Tal facto levou a que tenham sido delineadas as linhas mestras de um modelo de processo, apontando para uma clara opção de política legislativa e cujos objectivos impõem que se chegue a um quadro normativo que garanta, a par da certeza e da segurança do direito e da afirmação da liberdade e da autonomia da vontade das partes, a celeridade nas respostas, confrontando o direito processual civil com exigências de eficácia prática por forma a tornar a justiça mais pronta e, nessa medida, mais justa.
Estas linhas mestras assentam nos seguintes parâmetros:
Distinção entre o conjunto de princípios e de regras, que, axiologicamente relevantes, marcam a garantia do respeito pelos valores fundamentais típicos do Processo Civil, e aquele outro conjunto de regras, de natureza mais instrumental, que definem o funcionamento do sistema processual;
Recurso, no primeiro caso, à adopção de cláusulas gerais, prevendo-se, sempre que seja caso disso, a sua concretização em diplomas de desenvolvimento;
Garantia de prevalência do fundo sobre a forma, através da previsão de um poder mais interventor do juiz, compensado pela previsão do princípio de cooperação, por uma participação mais activa das partes no processo de formação da decisão;
Maior intervenção das partes em matéria da comunicação dos actos e de recolha da prova;
Menor judicialização do processo na fase dos articulados, com remissão do despacho liminar para o termo destes, com vista à marcação de uma primeira audiência e definição da respectiva ordem de trabalhos, tendo esta como objecto, além do mais, o conhecimento das excepções, a possível conciliação das partes, a fixação da matéria de facto aceite e controvertida e, quando possível, a discussão e o julgamento.
A explanação e a concretização destes princípios gerais encontram-se definidos nas «Linhas orientadoras da nova legislação processual civil», que, submetidas a debate público, mereceram um muito satisfatório acolhimento por parte dos diversos operadores judiciários, permitindo concluir que o caminho está traçado.

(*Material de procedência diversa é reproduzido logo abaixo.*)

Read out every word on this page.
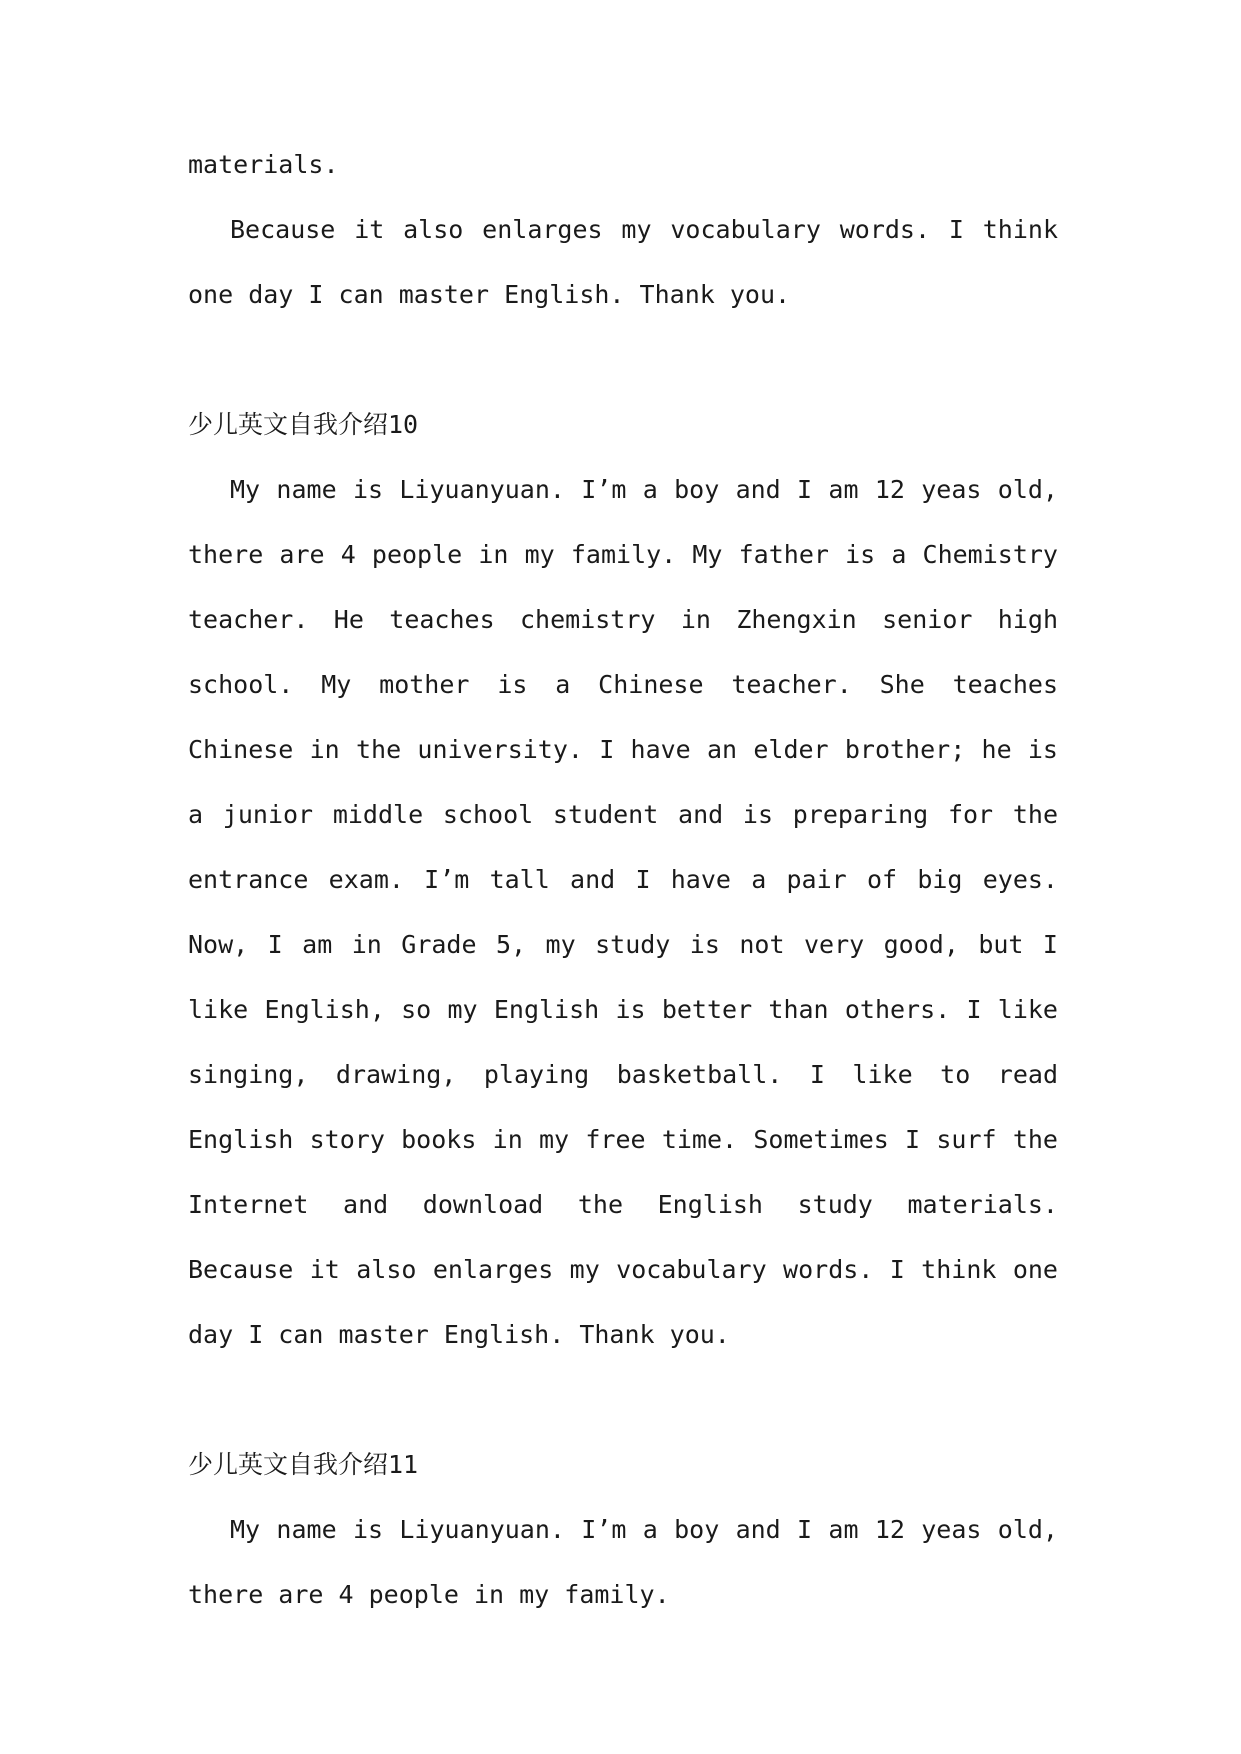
materials.

Because it also enlarges my vocabulary words. I think one day I can master English. Thank you.

少儿英文自我介绍10

My name is Liyuanyuan. I’m a boy and I am 12 yeas old, there are 4 people in my family. My father is a Chemistry teacher. He teaches chemistry in Zhengxin senior high school. My mother is a Chinese teacher. She teaches Chinese in the university. I have an elder brother; he is a junior middle school student and is preparing for the entrance exam. I’m tall and I have a pair of big eyes. Now, I am in Grade 5, my study is not very good, but I like English, so my English is better than others. I like singing, drawing, playing basketball. I like to read English story books in my free time. Sometimes I surf the Internet and download the English study materials. Because it also enlarges my vocabulary words. I think one day I can master English. Thank you.

少儿英文自我介绍11

My name is Liyuanyuan. I’m a boy and I am 12 yeas old, there are 4 people in my family.
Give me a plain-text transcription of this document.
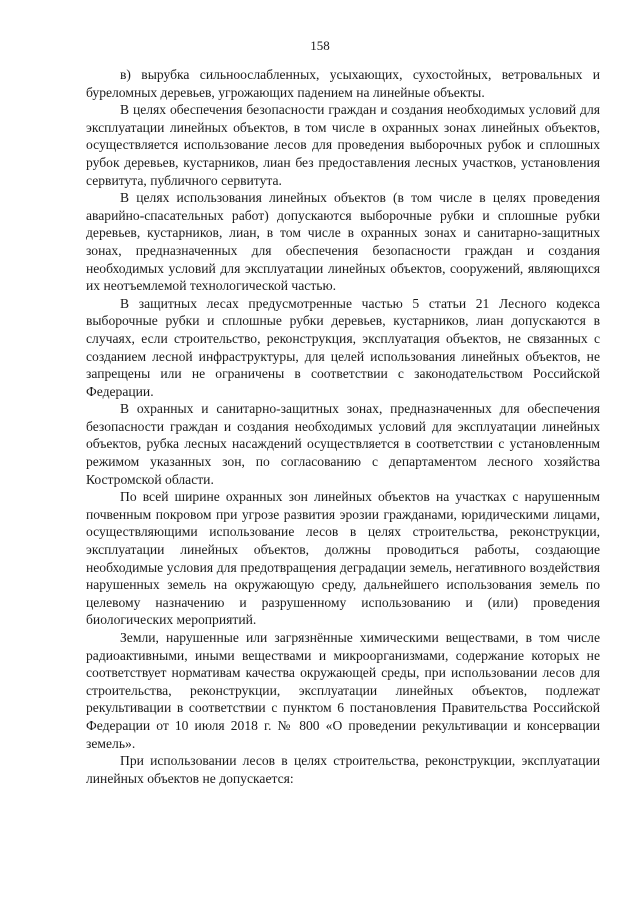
158

в) вырубка сильноослабленных, усыхающих, сухостойных, ветровальных и буреломных деревьев, угрожающих падением на линейные объекты.

В целях обеспечения безопасности граждан и создания необходимых условий для эксплуатации линейных объектов, в том числе в охранных зонах линейных объектов, осуществляется использование лесов для проведения выборочных рубок и сплошных рубок деревьев, кустарников, лиан без предоставления лесных участков, установления сервитута, публичного сервитута.

В целях использования линейных объектов (в том числе в целях проведения аварийно-спасательных работ) допускаются выборочные рубки и сплошные рубки деревьев, кустарников, лиан, в том числе в охранных зонах и санитарно-защитных зонах, предназначенных для обеспечения безопасности граждан и создания необходимых условий для эксплуатации линейных объектов, сооружений, являющихся их неотъемлемой технологической частью.

В защитных лесах предусмотренные частью 5 статьи 21 Лесного кодекса выборочные рубки и сплошные рубки деревьев, кустарников, лиан допускаются в случаях, если строительство, реконструкция, эксплуатация объектов, не связанных с созданием лесной инфраструктуры, для целей использования линейных объектов, не запрещены или не ограничены в соответствии с законодательством Российской Федерации.

В охранных и санитарно-защитных зонах, предназначенных для обеспечения безопасности граждан и создания необходимых условий для эксплуатации линейных объектов, рубка лесных насаждений осуществляется в соответствии с установленным режимом указанных зон, по согласованию с департаментом лесного хозяйства Костромской области.

По всей ширине охранных зон линейных объектов на участках с нарушенным почвенным покровом при угрозе развития эрозии гражданами, юридическими лицами, осуществляющими использование лесов в целях строительства, реконструкции, эксплуатации линейных объектов, должны проводиться работы, создающие необходимые условия для предотвращения деградации земель, негативного воздействия нарушенных земель на окружающую среду, дальнейшего использования земель по целевому назначению и разрушенному использованию и (или) проведения биологических мероприятий.

Земли, нарушенные или загрязнённые химическими веществами, в том числе радиоактивными, иными веществами и микроорганизмами, содержание которых не соответствует нормативам качества окружающей среды, при использовании лесов для строительства, реконструкции, эксплуатации линейных объектов, подлежат рекультивации в соответствии с пунктом 6 постановления Правительства Российской Федерации от 10 июля 2018 г. № 800 «О проведении рекультивации и консервации земель».

При использовании лесов в целях строительства, реконструкции, эксплуатации линейных объектов не допускается:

Pretende-se prosseguir uma linha de desburocratização e de modernização, com a vista a melhor atingir a qualidade na prestação de serviços ao cidadão que recorre aos tribunais, esforço esse que passa, nomeadamente, por uma verdadeira simplificação processual.
Visa, deste modo, a presente revisão do Código de Processo Civil torná-lo moderno, verdadeiramente instrumental no que toca à perseguição da verdade material, em que nitidamente se aponta para uma leal e sã cooperação de todos os operadores judiciários, manifestamente simplificado nos seus incidentes, providências, intervenção de terceiros e processos especiais, não sendo, numa palavra, nem mais nem menos do que uma ferramenta posta à disposição dos seus destinatários para alcançarem a rápida, mas segura, concretização dos seus direitos.
Pretende-se ainda que se opere uma mudança que também é uma opção por uma clara ruptura, não no sentido de ruptura com o passado, mas de ruptura manifesta com a actual legislação, com o objectivo de ser conseguida uma tramitação maleável, capaz de se adequar a uma realidade em constante mutação, de ser detentora de uma linguagem clara, acessível, que não prossiga e persiga velhas e ultrapassadas querelas doutrinárias, mas que aponte, a par da certeza e da segurança do direito e da afirmação da liberdade e da autonomia da vontade das partes, para claros índices de eficácia.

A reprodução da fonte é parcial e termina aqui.